[26] Apparently Lauterburg.
[27] Batley was destined to escape. For the details of his adventures see Barklimore’s letter in Appendix A.
[28] It is impossible to say what O’Brien means by this. The hereditary prince of Baden, though in great favour with Napoleon, and married to Stephanie Beauharnais, his adopted daughter, was never made a king.
[29] Pope, in the “Essay on Man.”
[30] O’Brien alludes to the Wagram campaign, then only six months in the future.
[31] Napoleon’s last wild extension of the Continental System provided that a neutral ship should be considered fair prize if it had visited a British port, or even been searched by a British cruiser.

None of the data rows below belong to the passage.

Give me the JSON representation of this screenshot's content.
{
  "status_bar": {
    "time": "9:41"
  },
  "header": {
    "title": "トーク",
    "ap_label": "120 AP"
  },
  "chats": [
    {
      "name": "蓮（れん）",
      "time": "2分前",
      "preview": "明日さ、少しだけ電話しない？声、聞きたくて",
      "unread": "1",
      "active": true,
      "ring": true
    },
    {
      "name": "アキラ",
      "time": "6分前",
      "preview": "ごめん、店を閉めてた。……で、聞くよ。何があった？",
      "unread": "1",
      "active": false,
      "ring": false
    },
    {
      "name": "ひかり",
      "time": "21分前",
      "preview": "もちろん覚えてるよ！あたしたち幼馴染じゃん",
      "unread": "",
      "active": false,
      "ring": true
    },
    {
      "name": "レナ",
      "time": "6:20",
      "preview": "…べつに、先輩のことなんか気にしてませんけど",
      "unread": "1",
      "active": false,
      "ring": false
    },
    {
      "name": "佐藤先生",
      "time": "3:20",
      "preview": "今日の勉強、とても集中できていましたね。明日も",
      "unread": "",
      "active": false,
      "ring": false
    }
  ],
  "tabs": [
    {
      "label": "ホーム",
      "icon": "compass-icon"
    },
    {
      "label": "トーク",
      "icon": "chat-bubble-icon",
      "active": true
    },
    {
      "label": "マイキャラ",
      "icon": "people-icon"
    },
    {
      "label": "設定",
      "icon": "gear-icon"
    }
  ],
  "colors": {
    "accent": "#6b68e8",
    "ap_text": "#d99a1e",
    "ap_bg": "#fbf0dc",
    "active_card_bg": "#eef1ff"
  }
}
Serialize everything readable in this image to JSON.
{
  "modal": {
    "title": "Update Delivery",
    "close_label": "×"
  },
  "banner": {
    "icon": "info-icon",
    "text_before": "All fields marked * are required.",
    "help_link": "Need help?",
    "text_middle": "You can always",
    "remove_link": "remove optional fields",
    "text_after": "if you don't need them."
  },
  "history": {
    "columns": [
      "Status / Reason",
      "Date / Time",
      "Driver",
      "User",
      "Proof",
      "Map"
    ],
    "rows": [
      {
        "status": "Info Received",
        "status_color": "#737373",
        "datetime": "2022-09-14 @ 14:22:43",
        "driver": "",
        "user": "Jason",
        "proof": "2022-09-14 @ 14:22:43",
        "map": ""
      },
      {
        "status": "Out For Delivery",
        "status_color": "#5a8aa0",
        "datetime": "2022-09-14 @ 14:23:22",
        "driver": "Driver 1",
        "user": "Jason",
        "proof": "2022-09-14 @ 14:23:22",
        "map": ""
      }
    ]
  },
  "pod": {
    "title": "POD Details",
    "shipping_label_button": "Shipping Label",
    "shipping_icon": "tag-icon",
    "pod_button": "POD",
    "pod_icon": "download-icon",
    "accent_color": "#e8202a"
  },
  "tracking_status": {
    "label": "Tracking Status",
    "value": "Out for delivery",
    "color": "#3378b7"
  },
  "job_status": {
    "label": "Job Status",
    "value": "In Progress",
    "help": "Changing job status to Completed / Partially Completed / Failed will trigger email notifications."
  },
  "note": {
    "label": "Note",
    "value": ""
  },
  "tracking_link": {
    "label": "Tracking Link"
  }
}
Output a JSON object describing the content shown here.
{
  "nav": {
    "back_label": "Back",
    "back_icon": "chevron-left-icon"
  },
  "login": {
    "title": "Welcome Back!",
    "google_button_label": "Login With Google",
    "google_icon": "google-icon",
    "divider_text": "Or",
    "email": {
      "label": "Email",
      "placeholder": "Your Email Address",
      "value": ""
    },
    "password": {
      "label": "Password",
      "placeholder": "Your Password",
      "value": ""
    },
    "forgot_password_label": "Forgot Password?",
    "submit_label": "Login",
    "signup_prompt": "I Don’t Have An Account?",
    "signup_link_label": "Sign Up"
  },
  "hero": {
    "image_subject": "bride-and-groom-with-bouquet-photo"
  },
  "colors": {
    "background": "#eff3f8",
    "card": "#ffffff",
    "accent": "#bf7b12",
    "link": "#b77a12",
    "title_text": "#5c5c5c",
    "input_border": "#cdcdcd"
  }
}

[32] This certificate I have still by me. It was given me by Lieut. Henry T. Lutwidge, our second lieutenant, a worthy officer, in Verdun, on 21st February 1807, and now a commander.
[33] In November 1808, the date of O’Brien’s stay in Trieste, all the eastern shores of the Adriatic were French territory save the small strips of land about Trieste and Fiume, which were Austrian. Dalmatia and Istria, like the other old dominions of Venice, had been annexed to Napoleon’s kingdom of Italy. In 1809 the Emperor appropriated Trieste and Fiume also, after his victory over Austria at Wagram. Thus O’Brien, a year later, would have found Trieste French.
[34] For this very serious wound, I have never received any pension, as it was not considered equivalent to the loss of a limb, when I was surveyed by order of the Lords of the Admiralty in May, 1817; and yet what is the difference between the loss of a limb, and the loss of the use of a limb?
[35] I.e. the Mediterranean squadron, then under Lord Collingwood, engaged in the blockade of Toulon.